Als in den Medien mal berichtet wird, er plane wegen seiner angeblich angeschlagenen Gesundheit bald seinen Rückzug, gibt er zu Protokoll: "Guillotinieren werde ich erst, wenn ich sicher bin, wer es war." Seine Spezialität, die zudem bei rangniedrigeren Mitarbeitern gar nicht mal schlecht ankommt: das Entfernen der großen Bosse.
"Zu spät habe ich erkannt, den Falschen gewählt zu haben. Das habe ich mit Mühe im vergangenen November korrigiert", erklärt Piëch am 19. April 2007 bei der VW-Hauptversammlung über den dato schon entlassenen VW-Vorstandschef Bernd Pischetsrieder (71).
"Zurzeit noch.
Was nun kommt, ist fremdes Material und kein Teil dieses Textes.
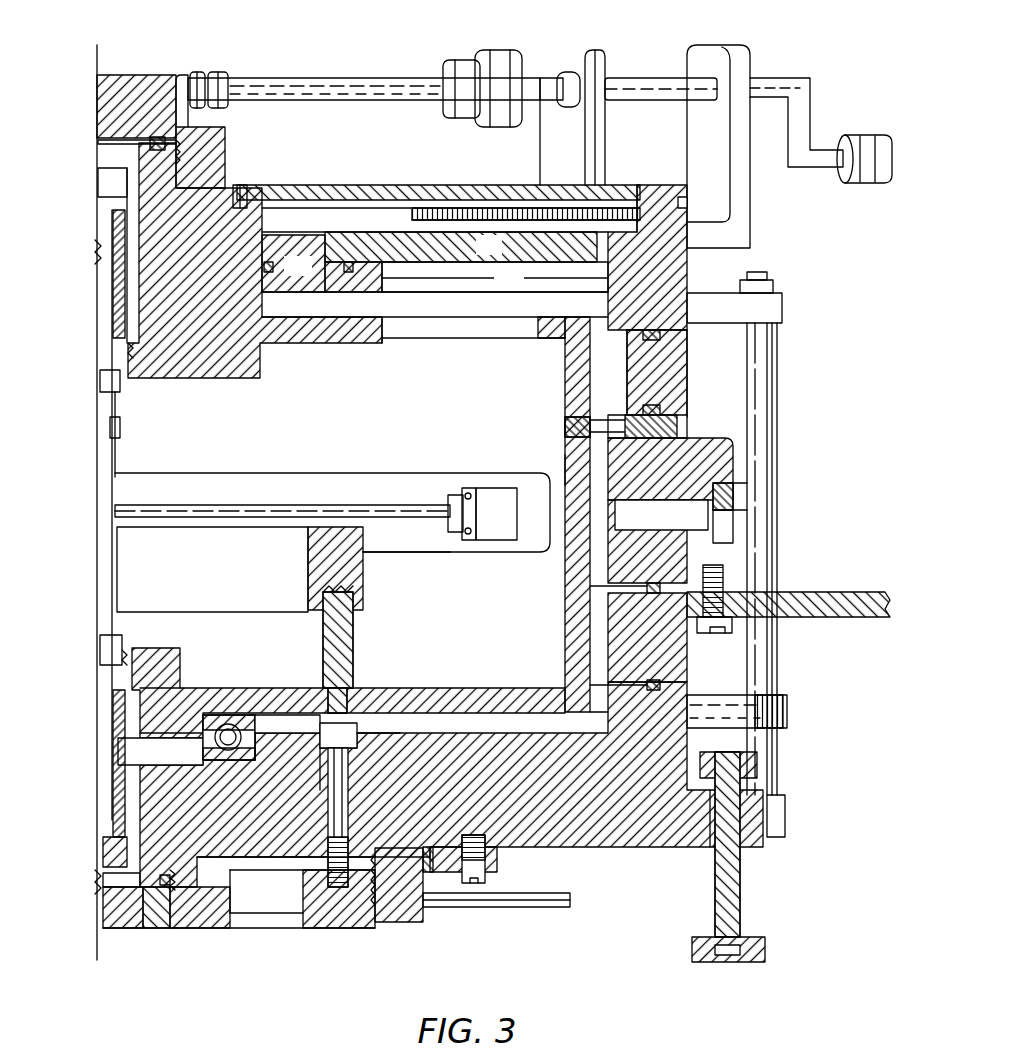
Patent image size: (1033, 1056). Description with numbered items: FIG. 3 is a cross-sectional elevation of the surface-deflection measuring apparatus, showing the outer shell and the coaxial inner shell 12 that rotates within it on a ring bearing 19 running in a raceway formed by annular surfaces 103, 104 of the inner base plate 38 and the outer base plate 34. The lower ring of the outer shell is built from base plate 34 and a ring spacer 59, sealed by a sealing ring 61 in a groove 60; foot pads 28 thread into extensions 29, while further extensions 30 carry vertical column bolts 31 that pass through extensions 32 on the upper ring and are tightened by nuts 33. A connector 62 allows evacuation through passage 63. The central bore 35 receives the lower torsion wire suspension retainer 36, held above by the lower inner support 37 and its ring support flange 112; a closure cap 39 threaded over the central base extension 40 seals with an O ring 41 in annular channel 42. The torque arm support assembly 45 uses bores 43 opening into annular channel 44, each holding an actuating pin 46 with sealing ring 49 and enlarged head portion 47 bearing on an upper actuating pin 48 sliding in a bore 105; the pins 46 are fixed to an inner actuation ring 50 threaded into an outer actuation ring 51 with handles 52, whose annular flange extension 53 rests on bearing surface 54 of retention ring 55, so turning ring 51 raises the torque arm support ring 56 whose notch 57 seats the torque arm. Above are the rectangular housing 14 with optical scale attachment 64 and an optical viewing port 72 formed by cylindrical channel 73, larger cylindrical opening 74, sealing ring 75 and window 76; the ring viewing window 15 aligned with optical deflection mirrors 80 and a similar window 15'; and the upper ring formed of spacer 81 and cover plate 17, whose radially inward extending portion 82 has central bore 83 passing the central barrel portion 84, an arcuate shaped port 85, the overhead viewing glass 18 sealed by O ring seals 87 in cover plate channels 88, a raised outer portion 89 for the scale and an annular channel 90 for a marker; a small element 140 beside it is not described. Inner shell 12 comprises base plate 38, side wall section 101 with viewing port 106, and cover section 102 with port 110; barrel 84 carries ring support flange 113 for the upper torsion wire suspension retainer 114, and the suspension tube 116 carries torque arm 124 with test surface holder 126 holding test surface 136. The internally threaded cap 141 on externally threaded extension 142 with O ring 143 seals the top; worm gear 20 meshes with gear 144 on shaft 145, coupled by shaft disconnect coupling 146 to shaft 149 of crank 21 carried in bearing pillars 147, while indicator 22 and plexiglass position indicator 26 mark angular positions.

The inner shell 12 is at (538, 385).
The rectangular housing 14 is at (776, 452).
The ring viewing window 15 is at (660, 407).
The seal ring 15' is at (542, 423).
The cover plate 17 is at (668, 280).
The overhead viewing glass 18 is at (461, 247).
The ring bearing 19 is at (262, 725).
The worm gear 20 is at (157, 75).
The inner shell torquing crank 21 is at (805, 118).
The indicator 22 is at (340, 188).
The plexiglass position indicator 26 is at (412, 212).
The foot pads 28 is at (762, 940).
The extensions 29 is at (765, 847).
The further extensions 30 is at (787, 815).
The vertical column bolt 31 is at (760, 760).
The extension 32 is at (768, 310).
The nut 33 is at (775, 285).
The base plate 34 is at (625, 850).
The central bore 35 is at (103, 878).
The torsion wire suspension retainer 36 is at (113, 710).
The lower inner support 37 is at (182, 662).
The base plate 38 is at (485, 690).
The closure cap 39 is at (240, 928).
The central base extension 40 is at (128, 928).
The O ring 41 is at (165, 928).
The annular channel 42 is at (200, 928).
The bores 43 is at (330, 805).
The annular channel 44 is at (360, 735).
The torque arm support assembly 45 is at (186, 492).
The actuating pin 46 is at (346, 775).
The enlarged head portion 47 is at (338, 735).
The upper actuating pin 48 is at (355, 657).
The sealing ring 49 is at (350, 835).
The inner actuation ring 50 is at (335, 930).
The outer actuation ring 51 is at (400, 922).
The handles 52 is at (510, 910).
The annular flange extension 53 is at (432, 855).
The bearing surface 54 is at (455, 875).
The retention ring 55 is at (495, 855).
The torque arm support ring 56 is at (310, 570).
The notch 57 is at (366, 545).
The ring spacer 59 is at (697, 658).
The groove 60 is at (680, 683).
The sealing ring 61 is at (655, 689).
The connector 62 is at (790, 705).
The passage 63 is at (590, 723).
The optical scale attachment 64 is at (860, 592).
The optical viewing port 72 is at (735, 495).
The cylindrical channel 73 is at (658, 541).
The larger cylindrical opening 74 is at (740, 545).
The sealing ring 75 is at (713, 455).
The optically transparent plastic window 76 is at (738, 530).
The optical deflection mirrors 80 is at (121, 427).
The spacer 81 is at (672, 370).
The radially inward extending portion 82 is at (293, 263).
The central bore 83 is at (264, 300).
The central barrel portion 84 is at (258, 363).
The arcuate shaped port 85 is at (509, 272).
The O ring seals 87 is at (353, 267).
The cover plate channels 88 is at (400, 284).
The raised outer portion 89 is at (673, 193).
The annular channel 90 is at (686, 203).
The side wall section 101 is at (578, 610).
The cover section 102 is at (372, 340).
The annular surface 103 is at (175, 735).
The annular surface 104 is at (275, 745).
The bores 105 is at (330, 690).
The optical deflection viewing ports 106 is at (566, 470).
The sample removal and viewing port 110 is at (455, 330).
The ring support flange 112 is at (125, 650).
The ring support flange 113 is at (137, 373).
The upper torsion wire suspension retainer 114 is at (118, 290).
The suspension tube 116 is at (120, 582).
The torque arm 124 is at (272, 507).
The test surface holder 126 is at (450, 495).
The test surface 136 is at (496, 514).
The clip 140 is at (247, 195).
The internally threaded cap 141 is at (225, 157).
The externally threaded extension 142 is at (98, 146).
The O ring 143 is at (165, 143).
The gear 144 is at (220, 72).
The shaft 145 is at (365, 80).
The shaft disconnect coupling 146 is at (508, 52).
The bearing pillars 147 is at (700, 58).
The shaft 149 is at (548, 78).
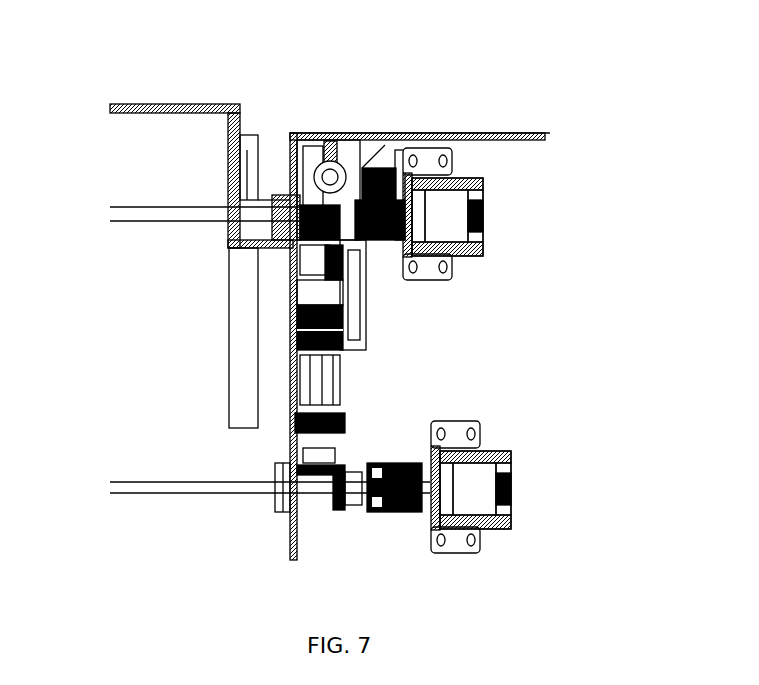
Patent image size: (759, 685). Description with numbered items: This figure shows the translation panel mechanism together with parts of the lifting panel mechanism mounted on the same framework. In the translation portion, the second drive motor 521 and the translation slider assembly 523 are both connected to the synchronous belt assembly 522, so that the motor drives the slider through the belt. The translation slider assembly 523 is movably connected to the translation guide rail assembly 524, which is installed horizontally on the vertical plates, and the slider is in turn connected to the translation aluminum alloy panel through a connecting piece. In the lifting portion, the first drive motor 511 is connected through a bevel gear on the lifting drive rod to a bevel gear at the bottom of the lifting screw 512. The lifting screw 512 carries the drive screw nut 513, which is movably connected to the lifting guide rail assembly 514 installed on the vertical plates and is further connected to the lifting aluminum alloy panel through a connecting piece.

The first drive motor 511 is at (500, 520).
The lifting screw 512 is at (332, 437).
The drive screw nut 513 is at (345, 357).
The lifting guide rail assembly 514 is at (292, 307).
The second drive motor 521 is at (485, 212).
The synchronous belt assembly 522 is at (306, 135).
The translation slider assembly 523 is at (372, 152).
The translation guide rail assembly 524 is at (345, 138).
Streichen Sie das 'noch'", sagt Piëch am 11. Mai 2009 auf die Frage, ob der damalige Porsche-Chef Wendelin Wiedeking (66) sein Vertrauen genießt. Wiedeking verliert sein Amt.
"Ich bin auf Distanz zu Winterkorn" - mit diesem kurzen Satz gegenüber "Wir online" demontiert Piëch am 10. April 2015 den VW-Vorstandsvorsitzenden Martin Winterkorn und löst eine Führungskrise im Volkswagen-Konzern aus, der er dann selbst zum Opfer fällt.
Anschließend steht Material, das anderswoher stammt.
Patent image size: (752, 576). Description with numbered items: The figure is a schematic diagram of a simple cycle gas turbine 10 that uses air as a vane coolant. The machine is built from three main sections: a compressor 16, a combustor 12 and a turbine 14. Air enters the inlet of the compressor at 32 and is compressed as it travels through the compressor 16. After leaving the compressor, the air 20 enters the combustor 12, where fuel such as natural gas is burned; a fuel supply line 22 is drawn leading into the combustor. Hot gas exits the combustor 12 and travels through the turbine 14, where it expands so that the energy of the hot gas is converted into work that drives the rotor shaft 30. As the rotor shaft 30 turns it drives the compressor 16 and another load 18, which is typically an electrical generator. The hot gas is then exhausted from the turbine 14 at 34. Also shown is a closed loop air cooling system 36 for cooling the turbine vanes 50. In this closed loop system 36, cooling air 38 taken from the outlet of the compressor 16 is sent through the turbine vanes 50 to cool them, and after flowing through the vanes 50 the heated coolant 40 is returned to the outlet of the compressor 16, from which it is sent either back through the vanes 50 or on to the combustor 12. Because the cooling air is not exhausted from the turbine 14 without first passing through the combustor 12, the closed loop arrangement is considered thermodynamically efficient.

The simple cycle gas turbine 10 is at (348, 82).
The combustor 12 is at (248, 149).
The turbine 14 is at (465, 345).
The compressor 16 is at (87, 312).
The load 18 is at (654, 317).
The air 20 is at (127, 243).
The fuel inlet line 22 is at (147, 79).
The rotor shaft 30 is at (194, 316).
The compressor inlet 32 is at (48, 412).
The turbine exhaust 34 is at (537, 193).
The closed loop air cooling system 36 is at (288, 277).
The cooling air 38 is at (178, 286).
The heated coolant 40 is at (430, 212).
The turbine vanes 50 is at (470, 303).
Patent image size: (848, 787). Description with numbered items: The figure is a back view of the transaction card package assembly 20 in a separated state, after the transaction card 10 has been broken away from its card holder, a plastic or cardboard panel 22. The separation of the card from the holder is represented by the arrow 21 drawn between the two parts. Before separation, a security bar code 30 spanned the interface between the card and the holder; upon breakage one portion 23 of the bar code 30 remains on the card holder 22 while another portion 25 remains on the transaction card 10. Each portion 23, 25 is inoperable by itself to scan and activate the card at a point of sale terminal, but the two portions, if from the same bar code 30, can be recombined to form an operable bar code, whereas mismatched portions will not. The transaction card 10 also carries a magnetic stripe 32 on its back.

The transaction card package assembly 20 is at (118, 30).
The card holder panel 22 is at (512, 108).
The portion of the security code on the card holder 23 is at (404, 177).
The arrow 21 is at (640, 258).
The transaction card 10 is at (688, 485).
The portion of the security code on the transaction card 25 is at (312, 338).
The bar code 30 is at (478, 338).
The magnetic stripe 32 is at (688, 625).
Der Aufsichtsrat steht zu Winterkorn, erbost gibt Piëch alle Ämter im Gesamtkonzern auf und zieht sich grollend nach Salzburg zurück. 2017 verkauft er den größten Teil seiner Stammaktien der Porsche Automobil Holding SE, die über 42 Prozent am Gesamtkonzern VW hält, an die Verwandtschaft Piëch und Porsche, vor allem an seinen jüngeren Bruder Hans Michel Piëch. Kolportierter Preis: über eine Milliarde Euro.
Privat ganz anders?Privat sei Piëch ein zugänglicher Mensch gewesen, heißt es. In seiner Einladung zum 75. Geburtstag soll in kleiner roter Schrift auf den Karten gestanden haben: "Ich bin nämlich eigentlich ganz anders, aber ich komme nur so selten dazu." Er segelte gern, beschäftigte sich mit fernöstlicher Kultur und japanischer Ethik, und wenn er daheim bei Salzburg das Kaminholz hackte, flogen die Fetzen.
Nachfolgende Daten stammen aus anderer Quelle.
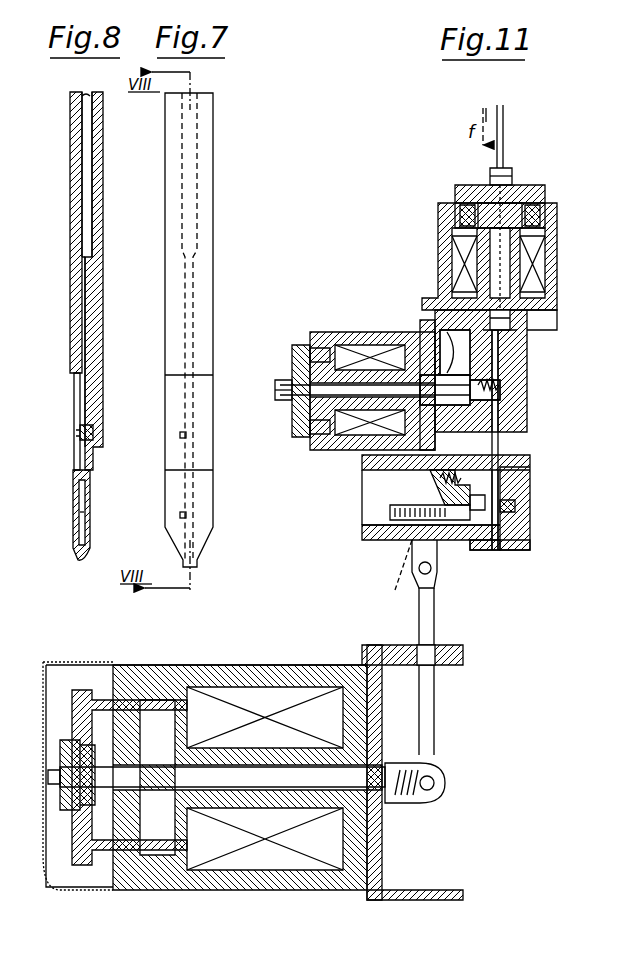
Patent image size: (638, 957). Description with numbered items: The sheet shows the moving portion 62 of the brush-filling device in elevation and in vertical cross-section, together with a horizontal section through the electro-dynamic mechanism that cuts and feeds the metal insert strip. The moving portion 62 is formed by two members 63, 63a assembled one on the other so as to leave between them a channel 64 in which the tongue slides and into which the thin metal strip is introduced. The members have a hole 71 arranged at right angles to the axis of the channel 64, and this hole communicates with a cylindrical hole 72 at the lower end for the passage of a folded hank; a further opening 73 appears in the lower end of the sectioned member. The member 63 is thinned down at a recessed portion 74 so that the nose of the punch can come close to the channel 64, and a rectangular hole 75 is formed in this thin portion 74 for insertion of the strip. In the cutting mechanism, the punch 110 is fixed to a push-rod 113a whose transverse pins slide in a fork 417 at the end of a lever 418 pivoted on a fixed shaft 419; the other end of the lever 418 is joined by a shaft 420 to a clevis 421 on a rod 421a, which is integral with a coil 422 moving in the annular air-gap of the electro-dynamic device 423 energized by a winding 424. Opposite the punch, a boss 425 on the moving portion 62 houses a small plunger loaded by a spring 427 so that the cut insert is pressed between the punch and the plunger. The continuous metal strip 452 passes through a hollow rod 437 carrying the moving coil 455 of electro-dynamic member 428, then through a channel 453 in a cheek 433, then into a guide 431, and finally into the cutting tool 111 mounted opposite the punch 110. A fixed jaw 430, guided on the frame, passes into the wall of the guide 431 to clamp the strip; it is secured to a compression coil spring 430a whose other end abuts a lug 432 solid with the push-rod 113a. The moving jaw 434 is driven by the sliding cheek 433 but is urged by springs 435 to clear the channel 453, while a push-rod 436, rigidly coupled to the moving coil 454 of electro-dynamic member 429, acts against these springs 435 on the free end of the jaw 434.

In FIG. 8, the moving portion 62 is at (72, 180).
In FIG. 7, the moving portion 62 is at (165, 357).
In FIG. 11, the moving portion 62 is at (505, 534).
In FIG. 8, the member 63 is at (70, 310).
In FIG. 8, the member 63a is at (95, 284).
In FIG. 8, the channel 64 is at (95, 340).
In FIG. 7, the hole 71 is at (180, 512).
In FIG. 8, the cylindrical hole 72 is at (75, 538).
In FIG. 8, the slot 73 is at (88, 526).
In FIG. 8, the thin portion 74 is at (73, 392).
In FIG. 8, the rectangular hole 75 is at (78, 432).
In FIG. 7, the rectangular hole 75 is at (180, 432).
In FIG. 11, the punch 110 is at (472, 553).
In FIG. 11, the cutting tool 111 is at (530, 500).
In FIG. 11, the push-rod 113a is at (395, 535).
In FIG. 11, the fork 417 is at (415, 545).
In FIG. 11, the lever 418 is at (435, 712).
In FIG. 11, the fixed shaft 419 is at (435, 582).
In FIG. 11, the shaft 420 is at (440, 783).
In FIG. 11, the clevis 421 is at (408, 800).
In FIG. 11, the rod 421a is at (125, 770).
In FIG. 11, the coil 422 is at (125, 862).
In FIG. 11, the electro-dynamic device 423 is at (247, 895).
In FIG. 11, the winding 424 is at (253, 700).
In FIG. 11, the boss 425 is at (515, 516).
In FIG. 11, the spring 427 is at (507, 552).
In FIG. 11, the electro-dynamic member 428 is at (557, 278).
In FIG. 11, the electro-dynamic member 429 is at (350, 332).
In FIG. 11, the jaw 430 is at (487, 552).
In FIG. 11, the compression coil spring 430a is at (430, 480).
In FIG. 11, the guide 431 is at (500, 443).
In FIG. 11, the lug 432 is at (425, 492).
In FIG. 11, the cheek 433 is at (527, 368).
In FIG. 11, the jaw 434 is at (527, 390).
In FIG. 11, the springs 435 is at (527, 408).
In FIG. 11, the push-rod 436 is at (410, 332).
In FIG. 11, the hollow rod 437 is at (552, 213).
In FIG. 11, the metal strip 452 is at (520, 129).
In FIG. 11, the channel 453 is at (527, 348).
In FIG. 11, the moving coil 454 is at (318, 345).
In FIG. 11, the moving coil 455 is at (540, 203).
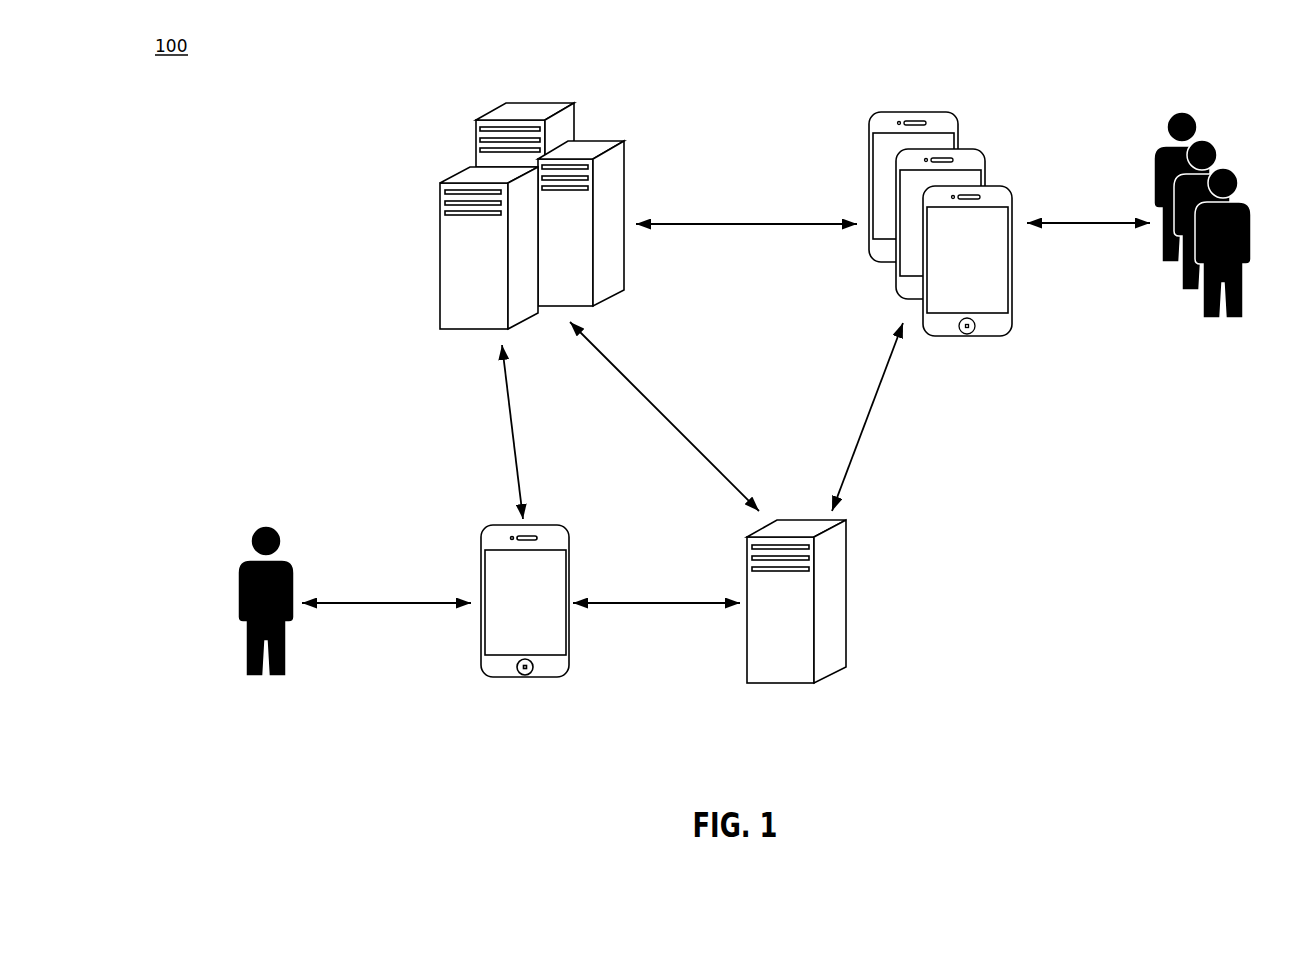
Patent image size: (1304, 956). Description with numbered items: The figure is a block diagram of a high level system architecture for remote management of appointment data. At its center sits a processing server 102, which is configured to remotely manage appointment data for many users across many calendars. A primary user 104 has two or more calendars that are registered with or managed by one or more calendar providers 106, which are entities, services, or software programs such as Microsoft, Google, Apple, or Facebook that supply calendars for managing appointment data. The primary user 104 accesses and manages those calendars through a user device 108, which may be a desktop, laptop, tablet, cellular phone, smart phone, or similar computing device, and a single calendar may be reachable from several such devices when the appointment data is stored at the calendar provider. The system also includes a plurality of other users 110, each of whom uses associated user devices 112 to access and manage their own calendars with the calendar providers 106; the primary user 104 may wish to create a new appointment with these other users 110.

Sein Reichtum, schätzungsweise mehrere Milliarden Euro, wird höchst wahrscheinlich auf die letzte Ehefrau und jede Menge Kinder verteilt. Piëch selbst hat die Anzahl seiner Kinder auf zwölf beziffert, andere Quellen nennen 13, einige sogar 14. Fünf Kinder stammen aus seiner ersten Ehe mit Corinna von Planta, zwei aus der Beziehung zu Marlene Porsche, der Ex-Frau seines Cousins Gerhard Porsche, zwei weitere aus einer anderen Beziehung und drei aus der letzten Ehe mit Ursula Piëch (63).
Er lernte die Kindergärtnerin 1982 kennen, als sie sich bei seinem Privathaushalt als Gouvernante beworben hatte. Die Hochzeit war zwei Jahre später. Man sagt, dass diese Ehe sehr glücklich und voller Vertrauen gewesen sei.
Doch auch in Bezug auf die Kinder blitzte zuletzt etwas vom alten Piëch durch, dem einsamen, dämonischen Autokraten. Als im Frühjahr 2019 sein Sohn Anton auf dem Genfer Automobilsalon voller Stolz sein erstes selbst entworfenes Fahrzeug vorstellte - ein 612 PS-Sportwagen mit Elektroantrieb namens Piëch Mark Zero - sagte der Herr Papa auf Anfrage der "Bild am Sonntag": "Ich war nie dabei, ich bin nicht dabei und werde nicht bei dem Projekt beteiligt sein."